= University of Pretoria Special Collections =

University of Pretoria Special Collections is a self-contained unit in the Library Services at the University of Pretoria. The mission of the Special Collections unit is to play a stewardship role in the acquisition and preservation of the Department of Library Services’ rare and valuable information resources, making them accessible to students, staff and researchers, as well as safeguarding them for future generations.

The unit houses the following collections:

== Africana Collections ==

===ZA Collection===

This, the largest of the collections, contains publications concerning Africa, south of the Sahara. It covers the whole spectrum of subjects, with the emphasis on historical and heritage studies, arts, indigenous crafts, fauna and flora. The journals include entire collections of such publications as Die Huisgenoot, die Brandwag and Boerevrou. The collection is fully catalogued on the Library's online catalogue., and is continuously growing. Various donors, including staff members and alumni, contributed to the establishment and growth of the Africana collection.

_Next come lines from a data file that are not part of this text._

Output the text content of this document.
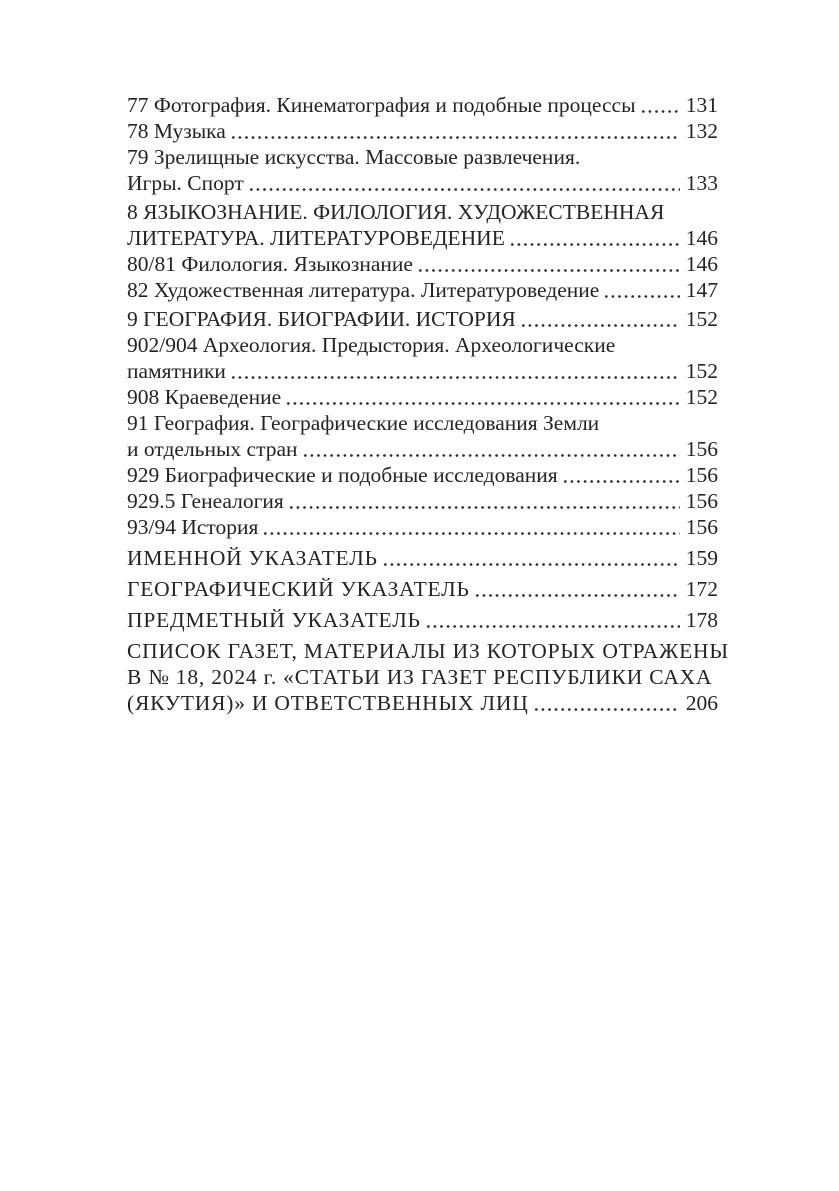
77 Фотография. Кинематография и подобные процессы 131
78 Музыка	132
79 Зрелищные искусства. Массовые развлечения.
Игры. Спорт	133
8 ЯЗЫКОЗНАНИЕ. ФИЛОЛОГИЯ. ХУДОЖЕСТВЕННАЯ
ЛИТЕРАТУРА. ЛИТЕРАТУРОВЕДЕНИЕ	146
80/81 Филология. Языкознание	146
82 Художественная литература. Литературоведение	147
9 ГЕОГРАФИЯ. БИОГРАФИИ. ИСТОРИЯ	152
902/904 Археология. Предыстория. Археологические
памятники	152
908 Краеведение	152
91 География. Географические исследования Земли
и отдельных стран	156
929 Биографические и подобные исследования	156
929.5 Генеалогия	156
93/94 История	156
ИМЕННОЙ УКАЗАТЕЛЬ	159
ГЕОГРАФИЧЕСКИЙ УКАЗАТЕЛЬ	172
ПРЕДМЕТНЫЙ УКАЗАТЕЛЬ	178
СПИСОК ГАЗЕТ, МАТЕРИАЛЫ ИЗ КОТОРЫХ ОТРАЖЕНЫ
В № 18, 2024 г. «СТАТЬИ ИЗ ГАЗЕТ РЕСПУБЛИКИ САХА
(ЯКУТИЯ)» И ОТВЕТСТВЕННЫХ ЛИЦ	206
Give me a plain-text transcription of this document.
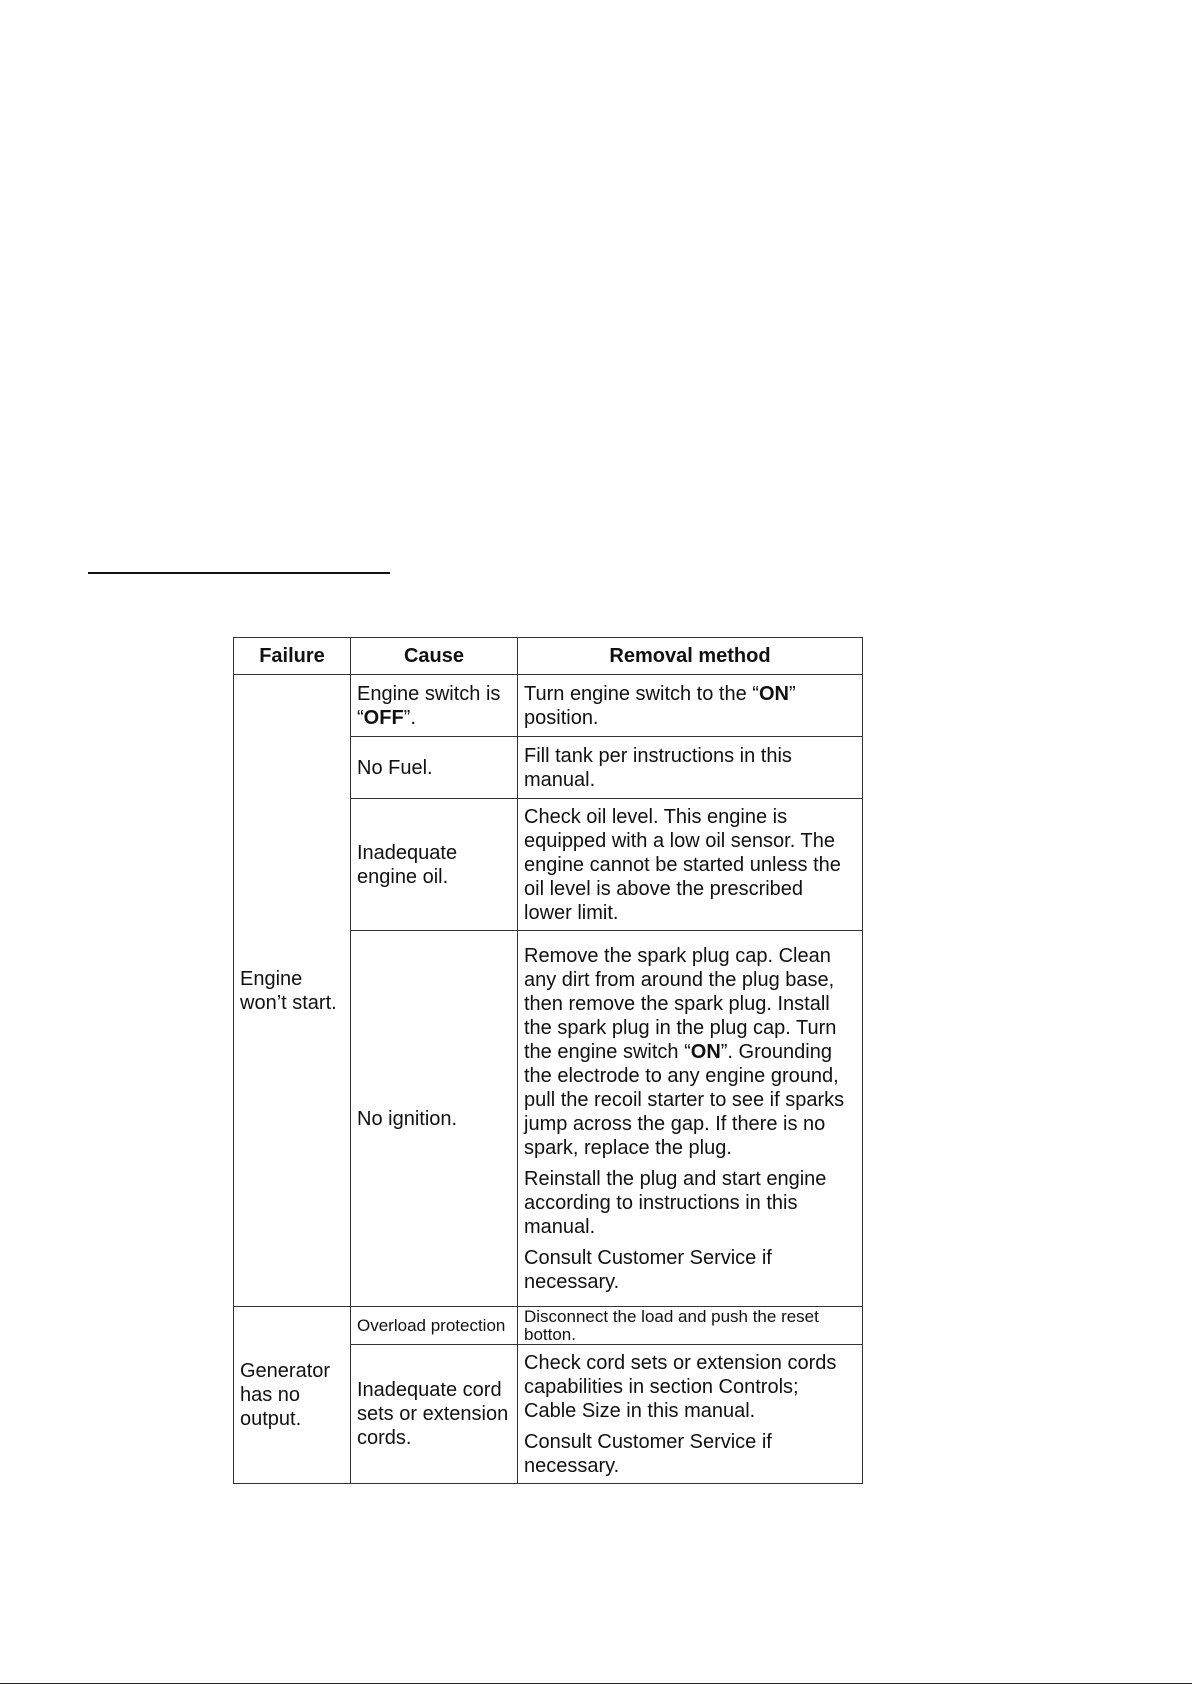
Failure	Cause	Removal method
Engine won’t start.	Engine switch is “OFF”.	Turn engine switch to the “ON” position.
	No Fuel.	Fill tank per instructions in this manual.
	Inadequate engine oil.	Check oil level. This engine is equipped with a low oil sensor. The engine cannot be started unless the oil level is above the prescribed lower limit.
	No ignition.	Remove the spark plug cap. Clean any dirt from around the plug base, then remove the spark plug. Install the spark plug in the plug cap. Turn the engine switch “ON”. Grounding the electrode to any engine ground, pull the recoil starter to see if sparks jump across the gap. If there is no spark, replace the plug.

Reinstall the plug and start engine according to instructions in this manual.

Consult Customer Service if necessary.

Generator has no output.	Overload protection	Disconnect the load and push the reset botton.
	Inadequate cord sets or extension cords.	Check cord sets or extension cords capabilities in section Controls; Cable Size in this manual.

Consult Customer Service if necessary.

Housed and labeled separately but including many Africana works, are the collections of a number of eminent persons which have been acquired since the 1920s:

===Prof J du Plessis===

of Stellenbosch

===Rev L.E. Brandt and Rev van Warmeloo===

of the Dutch Reformed Church

===Adv J de V Roos, 1884-1940===

auditor-general of the Union of South Africa, 1918–1929

===Muller and Van Belkum Collection===

part of the library of the Nederduitsch Hervormde Kerk donated by Prof S.P Engelbrecht in 1923

===Lutherse Seminarium===

donated by the Holland-Zuid-Afrikaanse Unie in 1939

===Sir J H Brand===

President of the Orange Free State, 1864–1888

===T.F. Burgers===

President of Transvaal, 1872–1877

===Pamphlet collection===

A pamphlet collection consisting of approximately 22 000 items covering a wide range of subjects is housed at Special Collections. Some of these pamphlets date from the late 19th century and early 20th century. An in-progress finding aid for the collection is available.

===Non-Africana===

Non-Africana works published before 1870 are kept in the ZBR (Brandkluis) Collection. Fine examples are: Ceremonies and religious customs of various nations of the known world vols 1 & 2, published 1734, and Bibliorum Sacrorum a 17th-century religious text in Hebrew, Greek and Latin.

== Jurriaanse (JUR) Collection ==

Kept separately in its own room, is the Jurriaanse (JUR) Collection. Dr Aardt Jurriaanse, a Dutchman, studied medicine in the Netherlands and came to South Africa during the Anglo Boer War with a medical corps in aid of the Boers. He stayed on in South Africa after the war and worked as a general practitioner in the Ermelo, Mpumalanga district of the old Transvaal where he also farmed until the end of his life. His collection of books covers the classics in literature and medicine.

== UP Publications (TUK) ==

A collection of publications by the staff, research units/student bodies or any association / organization of the University of Pretoria, also forms part of Special Collections. All publications that deal with the University of Pretoria or publications that were published with financial assistance from the University of Pretoria, are also included in this collection.

Masters and Doctoral research outputs of University of Pretoria students are regarded and preserved, as special UP Publications. This collection contains a copy of each and every dissertation/thesis by Masters and Doctoral students enrolled at all the faculties at the University of Pretoria. In 2004 it became the policy of the University of Pretoria that a student must submit a bound paper copy as well as two electronic copies of the approved dissertation/thesis. Since then the electronic copy is regarded as the preservation copy.

== Netherlands Cultural History Library (KHI & KHN) Collection ==

The collection is the most extensive Dutch collection in the Southern Hemisphere and consists of approximately 40 000 books and 40 000 journals covering all disciplines. Most of the old and rare books of this collection are separated from the main collection. These books are identified with the prefix KHIN. Some of the modern works have been integrated with the general collection of the Academic Information Service, while the rest are housed in the Old Merensky Library.

== Reserved (RES) ==

Interesting items in this collection are first edition facsimiles of the Gutenberg Bible and Leonardo da Vinci's Notebooks, as well as a first edition of Copernicus's De revolutionibus orbium coelestium . This collection was home to the works that were X-rated during the Apartheid years, i.e. books censored by the government, because they were considered subversive or pornographic. It also houses "high risk" books which are placed in the collection at the request of information specialists.

== Digital Collections ==

These collections can be viewed on Upspace, the digital research repository of the University of Pretoria. They include African Heritage Collections, Historical Legal Documents and UP Publications, among others.